それはな、何故かわからんが俺が通ってきた所だけは運良く艦娘に遭遇しなかったんだよな。
「お、あったあった。」
ようやく放送機器を見つけた俺は、それのスイッチを入れて喋り出す。
『あ〜、あ〜、うん。聞こえてるな。よし、今暴れてる奴もうやめとけ。俺は新しく提督に着任した者だ。5分後に食堂に集合な。挨拶を行う。以上」
よし、これで治るだろう。
あとは、俺が食堂に行くだけだ。
「司令官さん、この付近は問題ありません。」
「よし、いいぞフウ。」
俺はフウの頭を撫でてやる。
するとフウはにへらっと表情を崩す。
「さて、行くぞ。

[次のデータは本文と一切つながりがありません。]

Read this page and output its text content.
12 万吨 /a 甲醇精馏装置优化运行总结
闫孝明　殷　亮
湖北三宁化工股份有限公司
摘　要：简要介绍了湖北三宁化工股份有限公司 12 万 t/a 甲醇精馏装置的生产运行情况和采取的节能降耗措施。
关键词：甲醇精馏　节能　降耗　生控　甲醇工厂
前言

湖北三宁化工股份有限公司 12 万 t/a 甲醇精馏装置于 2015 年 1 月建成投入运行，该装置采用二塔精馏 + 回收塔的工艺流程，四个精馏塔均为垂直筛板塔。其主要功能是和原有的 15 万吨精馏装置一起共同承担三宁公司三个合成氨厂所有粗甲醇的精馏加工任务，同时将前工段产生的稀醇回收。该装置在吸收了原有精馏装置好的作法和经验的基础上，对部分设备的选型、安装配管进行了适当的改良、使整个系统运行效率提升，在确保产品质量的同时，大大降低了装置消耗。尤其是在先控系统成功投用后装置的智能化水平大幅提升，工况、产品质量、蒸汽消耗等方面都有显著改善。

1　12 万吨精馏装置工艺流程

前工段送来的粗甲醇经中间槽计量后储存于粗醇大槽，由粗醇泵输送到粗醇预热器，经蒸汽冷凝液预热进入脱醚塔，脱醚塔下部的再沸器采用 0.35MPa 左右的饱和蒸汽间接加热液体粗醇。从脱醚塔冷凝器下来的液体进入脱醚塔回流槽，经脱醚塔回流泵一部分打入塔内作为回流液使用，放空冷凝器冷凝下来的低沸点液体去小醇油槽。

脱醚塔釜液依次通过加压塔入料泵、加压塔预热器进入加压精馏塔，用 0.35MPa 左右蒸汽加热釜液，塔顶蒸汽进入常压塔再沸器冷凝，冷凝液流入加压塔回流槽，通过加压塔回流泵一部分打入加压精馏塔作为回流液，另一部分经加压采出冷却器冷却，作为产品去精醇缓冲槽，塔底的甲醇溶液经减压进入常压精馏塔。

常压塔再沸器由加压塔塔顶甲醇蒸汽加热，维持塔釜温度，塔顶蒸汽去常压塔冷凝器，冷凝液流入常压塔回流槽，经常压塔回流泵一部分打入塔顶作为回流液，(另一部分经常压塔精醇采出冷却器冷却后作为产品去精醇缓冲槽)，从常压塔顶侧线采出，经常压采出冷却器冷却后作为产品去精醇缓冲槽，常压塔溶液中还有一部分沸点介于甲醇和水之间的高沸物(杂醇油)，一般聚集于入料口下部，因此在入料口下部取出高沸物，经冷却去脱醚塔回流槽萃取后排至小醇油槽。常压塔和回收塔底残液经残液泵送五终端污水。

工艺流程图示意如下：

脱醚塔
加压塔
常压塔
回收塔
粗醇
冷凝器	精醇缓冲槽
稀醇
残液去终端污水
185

」
あ、ゼロを忘れてた。
ま、放送を聞いてたら食堂に来るでしょ?
俺はそう思いつつ食堂に向けて歩き出した。
「おいおい、新しい提督が来るって聞いてねぇぞ。」
「前の提督の様な人でしょうか?」
「分からない。でも、長門さんが行ったきり戻ってきてないんだけど。」
ざわざわしていると、それを突き破る様に食堂のドアが開かれた。
いつもの提督と違い、深めの緑の制服を着て、後ろには女性を6人連れている。
「お〜、お〜、集まったな。さてと、俺は新しくこの佐世保鎮守府に提督として着任した元『西方司令部副部長』の『鳳凰院龍士』だ。お前らの因縁深い海軍じゃない。俺は元空軍だ。後ろいるのが、俺が指揮している第1部隊だ。質問がある奴は受け入れる。」
「は、はい。」
おずおずと恐る恐る手を挙げたのは某円卓の騎士に出て来る盾を持った子に似ている子だった。
「はいはい、どったの?」
「あのぅ、長門さんが見えないのですが………。」
ん?
長門?
「俺は見てないぞ。だが、もしかしたら………。」
ちょうどそのタイミングで食堂のドアが開いた。
「司令官、あの時砲弾を撃ってきた相手だよ。」
「おうおう、やり過ぎるなって言ったろ?」
「気絶させただけ。傷一つ付けてないよ。」
相変わらずおっそろしいなぁ。
「長門さん!」
「気にすんな。気絶してるだけだ。俺は何もしてねぇよ。」
そう言ったが、周りは、はいそうですかと認めない。
「ったく、お前らが因縁があるのは海軍、俺は空軍だ。勝手な確執を俺に押し当てるな。それともなんだ? 俺が解放したミッドウェーみたいにボロボロにしてやるか?」
俺はちょっと怒る。
スパパーーーン!!
「イッタ!」
「司令官、やり過ぎです。」
「司令官、少しは加減なさい?」
スーヨとジャックにハリセンで叩かれる。
「司令官は短気なのが欠点です。」
うっわ、出たジャックの辛口コメント。
「全くよ。艦娘の皆さん、私たちはソラヒメと呼ばれる存在です。貴方達と似た様な存在です。だから、言います。いえ、言わせてもらいます。司令官はそんな残忍な人ではありません。むしろ私たちのことを「ストップだ。スーヨ。」っ!!」
「この様な連中には口で言っても無駄だ。」
「ですけど!!」
「どうした? お前が取り乱すなんて珍しいな。」
「…………。」
「まあ、お前らがどう思おうと勝手だがな、お前らの確執を俺に押し付けるな。それだけだ。」
俺は食堂を出た。
後ろで色々言われていたが、完全に無視した。
「一番心配そうにしていたのがラトだったな。」
はぁ、考えるのも面倒だな。
「もう寝よ。」
俺は執務室に行き、椅子に座り寝た。